While the money awarded in the judgment is a significant amount, there remains the possibility that Romero will not see the full total when everything is settled. It’s all a matter of what Kawa’s people find when they open Gold Star Performance Products’ financial records.
 
“We’re still going through the assets of the company and I’ll leave that to the attorneys, we have them there for a reason,” said Kawa. “We don’t know what we’re going to be getting from the company until we’ve done a full assessment of their assets.  So before I sit here and tell you that we’re going to make it all or not going to make any of it, the honest answer is until we get a true assessment, we really don’t know.”
 
Kawa says the news of the failed test really affected Romero in a negative way, which made getting him vindicated in court all the more special and much more important than the dollar amount attached to the case.
 
“I know it’s going to sound cliché, people aren’t going to believe me, I’m an agent that’s all about the money,” said Kawa.  “Yes I am all about the money, yes I do want to get paid, yes I do make a good living fighting for my guys, but I can honestly tell you, the courtroom was empty outside of us and the judge and whatnot and that man had to relive the day he found out the news, had to relive all the bashing, he had to relive all the sponsorship pulls, he had to relive all of that again and that man just broke down in a way that I’ve never seen, he really went down.”
 
The agent also believes that fighters should always fight back in situations where they have been wronged by companies such as Gold Star Performance Products because the damage that is done to their reputations never really goes away. He also thinks that if USADA’s rules as they presently exist had been in place in 2016 when Romero was flagged for the violation, he wouldn’t have been forced to serve a suspension in the first place.
 
“I don’t care what happens and all of this stuff is great, we cleared Yoel’s name, but at some point someone is going to say, ‘you’re still a cheater.’  You never get out of it,” said Kawa. “I wish the rules that we had today were in place for Yoel back then. I believe in this case, Yoel served a six-month suspension that he didn’t need to serve.

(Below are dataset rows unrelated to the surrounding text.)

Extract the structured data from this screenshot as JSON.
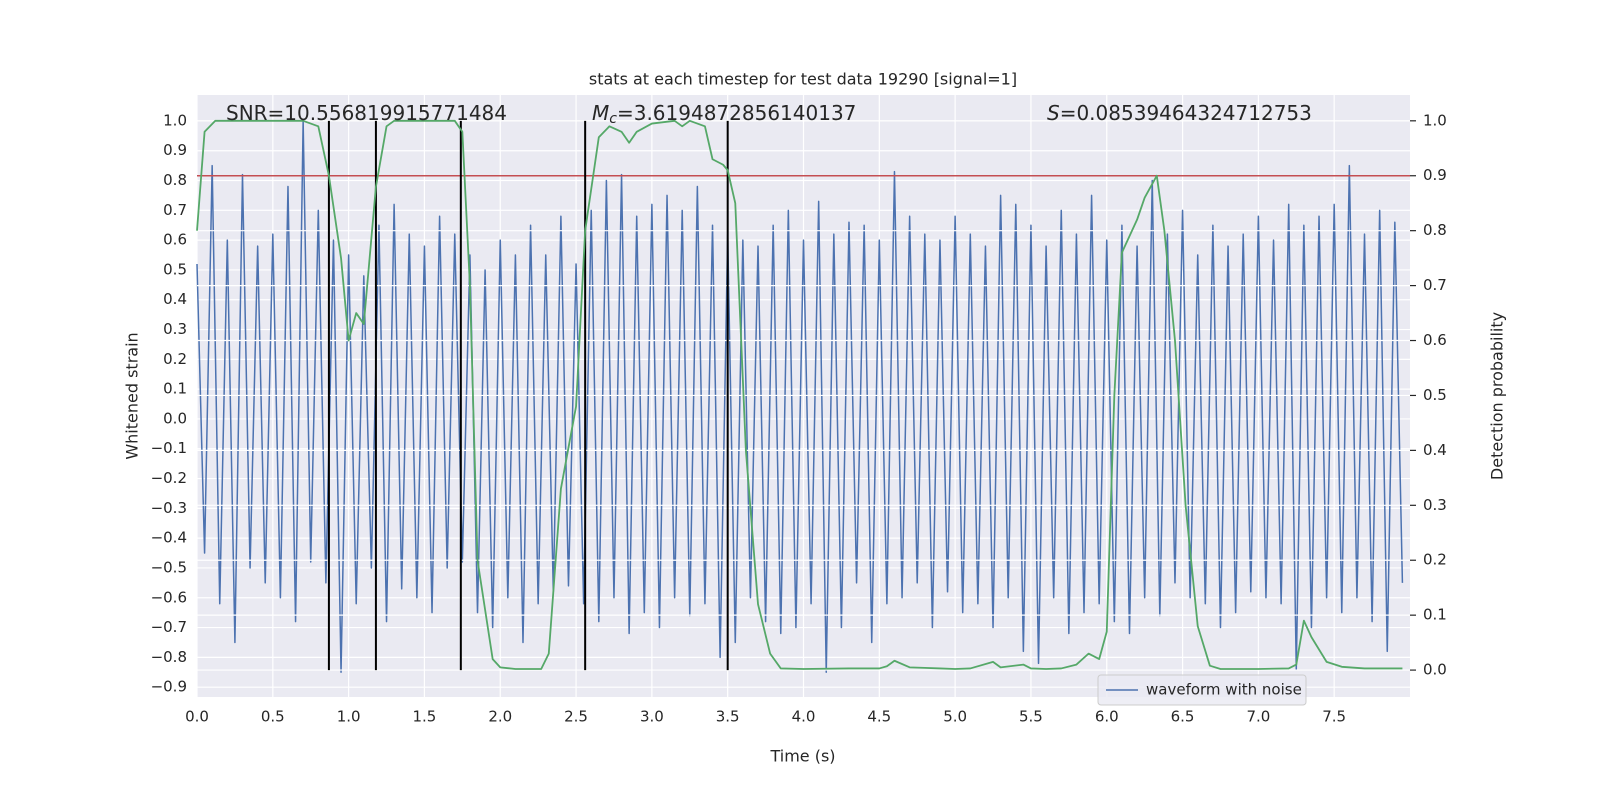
{
  "chart_data": {
    "type": "line",
    "title": "stats at each timestep for test data 19290 [signal=1]",
    "xlabel": "Time (s)",
    "ylabel": "Whitened strain",
    "y2label": "Detection probability",
    "annotations": [
      {
        "text": "SNR=10.556819915771484"
      },
      {
        "symbol": "M",
        "subscript": "c",
        "text": "=3.6194872856140137"
      },
      {
        "symbol": "S",
        "text": "=0.08539464324712753"
      }
    ],
    "xlim": [
      0,
      8
    ],
    "ylim": [
      -0.933,
      1.087
    ],
    "y2lim": [
      -0.049,
      1.047
    ],
    "xticks": [
      {
        "value": 0,
        "label": "0.0"
      },
      {
        "value": 0.5,
        "label": "0.5"
      },
      {
        "value": 1,
        "label": "1.0"
      },
      {
        "value": 1.5,
        "label": "1.5"
      },
      {
        "value": 2,
        "label": "2.0"
      },
      {
        "value": 2.5,
        "label": "2.5"
      },
      {
        "value": 3,
        "label": "3.0"
      },
      {
        "value": 3.5,
        "label": "3.5"
      },
      {
        "value": 4,
        "label": "4.0"
      },
      {
        "value": 4.5,
        "label": "4.5"
      },
      {
        "value": 5,
        "label": "5.0"
      },
      {
        "value": 5.5,
        "label": "5.5"
      },
      {
        "value": 6,
        "label": "6.0"
      },
      {
        "value": 6.5,
        "label": "6.5"
      },
      {
        "value": 7,
        "label": "7.0"
      },
      {
        "value": 7.5,
        "label": "7.5"
      }
    ],
    "yticks": [
      {
        "value": -0.9,
        "label": "−0.9"
      },
      {
        "value": -0.8,
        "label": "−0.8"
      },
      {
        "value": -0.7,
        "label": "−0.7"
      },
      {
        "value": -0.6,
        "label": "−0.6"
      },
      {
        "value": -0.5,
        "label": "−0.5"
      },
      {
        "value": -0.4,
        "label": "−0.4"
      },
      {
        "value": -0.3,
        "label": "−0.3"
      },
      {
        "value": -0.2,
        "label": "−0.2"
      },
      {
        "value": -0.1,
        "label": "−0.1"
      },
      {
        "value": 0,
        "label": "0.0"
      },
      {
        "value": 0.1,
        "label": "0.1"
      },
      {
        "value": 0.2,
        "label": "0.2"
      },
      {
        "value": 0.3,
        "label": "0.3"
      },
      {
        "value": 0.4,
        "label": "0.4"
      },
      {
        "value": 0.5,
        "label": "0.5"
      },
      {
        "value": 0.6,
        "label": "0.6"
      },
      {
        "value": 0.7,
        "label": "0.7"
      },
      {
        "value": 0.8,
        "label": "0.8"
      },
      {
        "value": 0.9,
        "label": "0.9"
      },
      {
        "value": 1,
        "label": "1.0"
      }
    ],
    "y2ticks": [
      {
        "value": 0,
        "label": "0.0"
      },
      {
        "value": 0.1,
        "label": "0.1"
      },
      {
        "value": 0.2,
        "label": "0.2"
      },
      {
        "value": 0.3,
        "label": "0.3"
      },
      {
        "value": 0.4,
        "label": "0.4"
      },
      {
        "value": 0.5,
        "label": "0.5"
      },
      {
        "value": 0.6,
        "label": "0.6"
      },
      {
        "value": 0.7,
        "label": "0.7"
      },
      {
        "value": 0.8,
        "label": "0.8"
      },
      {
        "value": 0.9,
        "label": "0.9"
      },
      {
        "value": 1,
        "label": "1.0"
      }
    ],
    "grid": true,
    "legend": "lower right",
    "threshold": {
      "value": 0.9,
      "axis": "y2",
      "color": "#c44e52"
    },
    "vlines": {
      "x": [
        0.87,
        1.18,
        1.74,
        2.56,
        3.5
      ],
      "axis": "y2",
      "color": "#000000"
    },
    "series": [
      {
        "name": "waveform with noise",
        "color": "#4c72b0",
        "x": [
          0,
          0.05,
          0.1,
          0.15,
          0.2,
          0.25,
          0.3,
          0.35,
          0.4,
          0.45,
          0.5,
          0.55,
          0.6,
          0.65,
          0.7,
          0.75,
          0.8,
          0.85,
          0.9,
          0.95,
          1,
          1.05,
          1.1,
          1.15,
          1.2,
          1.25,
          1.3,
          1.35,
          1.4,
          1.45,
          1.5,
          1.55,
          1.6,
          1.65,
          1.7,
          1.75,
          1.8,
          1.85,
          1.9,
          1.95,
          2,
          2.05,
          2.1,
          2.15,
          2.2,
          2.25,
          2.3,
          2.35,
          2.4,
          2.45,
          2.5,
          2.55,
          2.6,
          2.65,
          2.7,
          2.75,
          2.8,
          2.85,
          2.9,
          2.95,
          3,
          3.05,
          3.1,
          3.15,
          3.2,
          3.25,
          3.3,
          3.35,
          3.4,
          3.45,
          3.5,
          3.55,
          3.6,
          3.65,
          3.7,
          3.75,
          3.8,
          3.85,
          3.9,
          3.95,
          4,
          4.05,
          4.1,
          4.15,
          4.2,
          4.25,
          4.3,
          4.35,
          4.4,
          4.45,
          4.5,
          4.55,
          4.6,
          4.65,
          4.7,
          4.75,
          4.8,
          4.85,
          4.9,
          4.95,
          5,
          5.05,
          5.1,
          5.15,
          5.2,
          5.25,
          5.3,
          5.35,
          5.4,
          5.45,
          5.5,
          5.55,
          5.6,
          5.65,
          5.7,
          5.75,
          5.8,
          5.85,
          5.9,
          5.95,
          6,
          6.05,
          6.1,
          6.15,
          6.2,
          6.25,
          6.3,
          6.35,
          6.4,
          6.45,
          6.5,
          6.55,
          6.6,
          6.65,
          6.7,
          6.75,
          6.8,
          6.85,
          6.9,
          6.95,
          7,
          7.05,
          7.1,
          7.15,
          7.2,
          7.25,
          7.3,
          7.35,
          7.4,
          7.45,
          7.5,
          7.55,
          7.6,
          7.65,
          7.7,
          7.75,
          7.8,
          7.85,
          7.9,
          7.95
        ],
        "values": [
          0.52,
          -0.45,
          0.85,
          -0.62,
          0.6,
          -0.75,
          0.82,
          -0.5,
          0.58,
          -0.55,
          0.62,
          -0.6,
          0.78,
          -0.68,
          1.0,
          -0.48,
          0.7,
          -0.55,
          0.6,
          -0.85,
          0.55,
          -0.62,
          0.48,
          -0.5,
          0.65,
          -0.68,
          0.72,
          -0.57,
          0.62,
          -0.6,
          0.58,
          -0.65,
          0.68,
          -0.5,
          0.62,
          -0.48,
          0.55,
          -0.65,
          0.5,
          -0.7,
          0.6,
          -0.6,
          0.55,
          -0.75,
          0.65,
          -0.62,
          0.55,
          -0.58,
          0.68,
          -0.56,
          0.52,
          -0.62,
          0.7,
          -0.68,
          0.8,
          -0.6,
          0.82,
          -0.72,
          0.68,
          -0.65,
          0.72,
          -0.7,
          0.75,
          -0.6,
          0.7,
          -0.66,
          0.78,
          -0.62,
          0.65,
          -0.8,
          0.62,
          -0.75,
          0.6,
          -0.6,
          0.58,
          -0.68,
          0.65,
          -0.72,
          0.7,
          -0.7,
          0.6,
          -0.62,
          0.73,
          -0.85,
          0.62,
          -0.7,
          0.66,
          -0.55,
          0.65,
          -0.75,
          0.6,
          -0.62,
          0.83,
          -0.6,
          0.68,
          -0.55,
          0.62,
          -0.7,
          0.6,
          -0.58,
          0.68,
          -0.65,
          0.62,
          -0.62,
          0.58,
          -0.7,
          0.75,
          -0.6,
          0.72,
          -0.78,
          0.65,
          -0.82,
          0.58,
          -0.6,
          0.7,
          -0.72,
          0.62,
          -0.65,
          0.75,
          -0.62,
          0.6,
          -0.68,
          0.65,
          -0.72,
          0.58,
          -0.6,
          0.8,
          -0.66,
          0.62,
          -0.55,
          0.7,
          -0.6,
          0.55,
          -0.62,
          0.65,
          -0.7,
          0.58,
          -0.65,
          0.62,
          -0.58,
          0.68,
          -0.6,
          0.6,
          -0.62,
          0.72,
          -0.84,
          0.65,
          -0.7,
          0.68,
          -0.6,
          0.72,
          -0.65,
          0.85,
          -0.6,
          0.62,
          -0.68,
          0.7,
          -0.78,
          0.66,
          -0.55
        ]
      },
      {
        "color": "#55a868",
        "axis": "y2",
        "x": [
          0,
          0.05,
          0.12,
          0.2,
          0.7,
          0.8,
          0.87,
          0.95,
          1,
          1.05,
          1.1,
          1.18,
          1.25,
          1.3,
          1.7,
          1.75,
          1.8,
          1.85,
          1.95,
          2,
          2.1,
          2.27,
          2.32,
          2.4,
          2.5,
          2.56,
          2.65,
          2.72,
          2.8,
          2.85,
          2.9,
          3,
          3.15,
          3.2,
          3.25,
          3.35,
          3.4,
          3.47,
          3.5,
          3.55,
          3.62,
          3.7,
          3.78,
          3.85,
          4,
          4.3,
          4.5,
          4.55,
          4.6,
          4.7,
          4.8,
          4.9,
          5,
          5.1,
          5.25,
          5.3,
          5.45,
          5.5,
          5.6,
          5.7,
          5.8,
          5.88,
          5.95,
          6,
          6.05,
          6.1,
          6.2,
          6.25,
          6.33,
          6.38,
          6.45,
          6.52,
          6.6,
          6.68,
          6.75,
          7,
          7.2,
          7.25,
          7.3,
          7.35,
          7.45,
          7.55,
          7.7,
          7.95
        ],
        "values": [
          0.8,
          0.98,
          1.0,
          1.0,
          1.0,
          0.99,
          0.9,
          0.75,
          0.6,
          0.65,
          0.63,
          0.88,
          0.99,
          1.0,
          1.0,
          0.98,
          0.7,
          0.2,
          0.02,
          0.005,
          0.002,
          0.002,
          0.03,
          0.33,
          0.48,
          0.8,
          0.97,
          0.99,
          0.98,
          0.96,
          0.98,
          0.995,
          1.0,
          0.99,
          1.0,
          0.99,
          0.93,
          0.92,
          0.91,
          0.85,
          0.4,
          0.12,
          0.03,
          0.003,
          0.002,
          0.003,
          0.003,
          0.007,
          0.017,
          0.005,
          0.004,
          0.003,
          0.002,
          0.003,
          0.015,
          0.005,
          0.01,
          0.003,
          0.002,
          0.003,
          0.01,
          0.03,
          0.02,
          0.07,
          0.5,
          0.76,
          0.82,
          0.86,
          0.9,
          0.8,
          0.6,
          0.3,
          0.08,
          0.008,
          0.002,
          0.002,
          0.003,
          0.01,
          0.09,
          0.06,
          0.015,
          0.006,
          0.003,
          0.003
        ]
      }
    ]
  }
}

If he had the ability to go to arbitration back then with the same rules that were applied today, I believe Yoel does not serve anything other than time served.”
 
The consequences of failing a test can go all the way to your contract negotiations as Kawa says this even came up there though, in his eyes, that’s fair play in business dealings.
 
“Fair warning to any UFC fighter, if you guys do anything, if you lose a fight they’re going to use it against you and they have that right,” said Kawa. “If you lose a fight and you look terrible, they will use it against you. So anything negative, they will use against you. That’s just a negotiation tactic, it’s normal.  It’s everyday business, that’s not a problem.”